This document has been summarizedKey Python knowledge points involved in scripts. This script is used to extract data in a specific format from multiple Excel files and convert it into a new Excel file.
Import library
The script uses the following main libraries:
-
tkinter
: Used to create a graphical user interface. -
pandas
: Used to process Excel data. -
os
: Used to process file and directory paths.
import tkinter as tk from tkinter import filedialog, messagebox import pandas as pd import os
Pandas Data Processing
Read Excel files
usepd.read_excel
Methods to read Excel files and usesheet_name=None
Parameters read all worksheets.
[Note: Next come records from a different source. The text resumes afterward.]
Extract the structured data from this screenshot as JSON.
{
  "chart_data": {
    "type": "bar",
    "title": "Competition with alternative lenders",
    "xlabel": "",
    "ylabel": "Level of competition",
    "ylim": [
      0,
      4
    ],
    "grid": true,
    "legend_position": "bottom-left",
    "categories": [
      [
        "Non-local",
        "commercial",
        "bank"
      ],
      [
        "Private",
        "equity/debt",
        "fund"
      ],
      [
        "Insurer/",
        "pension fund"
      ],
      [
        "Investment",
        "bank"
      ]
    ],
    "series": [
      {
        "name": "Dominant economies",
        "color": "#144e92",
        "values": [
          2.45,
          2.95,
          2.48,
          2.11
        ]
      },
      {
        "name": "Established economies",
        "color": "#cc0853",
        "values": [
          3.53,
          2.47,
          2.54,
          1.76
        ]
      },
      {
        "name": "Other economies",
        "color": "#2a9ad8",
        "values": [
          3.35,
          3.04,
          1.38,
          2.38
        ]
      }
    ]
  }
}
Add toindex_col=None
Parameters to ensure that the first column is not automatically set as the index column.
source_df = pd.read_excel(file_path, sheet_name=None, index_col=None) source_data = source_df['One case']
Data Extraction
By Pandasiloc
Method, extract specific data based on row and column index.
result_data = { 'Grid Number': source_data.iloc[1, 1], 'Responsibility Section': source_data.iloc[1, 3], ... }
Process merged cell data:
risk_check_path = "\n".join(source_data.iloc[9:19, 1].dropna().astype(str)) result_data['5. Risk item point inspection path'] = risk_check_path
Create a DataFrame and export it as an Excel file
Put all the extracted data into a DataFrame and useto_excel
Methods are exported as Excel files.
result_df = (all_data) result_df.to_excel(output_file_path, index=False)
Tkinter GUI interface
Create the main window
useCreate the main window and set the window title, size and position.
root = () ("Excel Conversion Tool") (f'{window_width}x{window_height}+{position_right}+{position_top}')
Create buttons and labels
useand
Create buttons and labels and set their properties and layout.
title_label = (root, text="Excel Conversion Tool", font=("Arial", 18)) title_label.pack(pady=20) select_button = (root, text="Select Excel File", command=select_files, font=("Arial", 12)) select_button.pack(pady=10)
File Operation
File dialog box
useOpens the file selection dialog box, allowing users to select multiple Excel files. use
Open the file save dialog box and allow the user to select the save path.
file_paths = (filetypes=[("Excel File", "*.xlsx")]) output_file_path = (defaultextension=".xlsx", filetypes=[("Excel File", "*.xlsx")])
Main function explanation
transform_to_result_format_specific
This function extracts a specific field from the source data and returns a dictionary-formatted result data.
def transform_to_result_format_specific(source_data, source_file_path): risk_check_path = "\n".join(source_data.iloc[9:19, 1].dropna().astype(str)) result_data = { ... } return result_data
select_files
This function handles the main logic of file selection, data conversion and result saving.
def select_files(): file_paths = (filetypes=[("Excel File", "*.xlsx")]) all_data = [] for file_path in file_paths: source_df = pd.read_excel(file_path, sheet_name=None, index_col=None) source_data = source_df['One case'] transformed_data = transform_to_result_format_specific(source_data, file_path) all_data.append(transformed_data) result_df = (all_data) output_file_path = (defaultextension=".xlsx", filetypes=[("Excel File", "*.xlsx")]) if output_file_path: result_df.to_excel(output_file_path, index=False) ("success", "The file has been successfully converted and saved.")
Summarize
With this script, we learned how to use Pandas to read and process Excel data, how to create a graphical user interface using Tkinter, and how to handle file dialogs and file operations. These knowledge points are very useful in daily Python development, especially in projects involving data processing and user interfaces.
This is the end of this article about python extracting data in a specific format. For more related python extracting data, please search for my previous articles or continue browsing the related articles below. I hope everyone will support me in the future!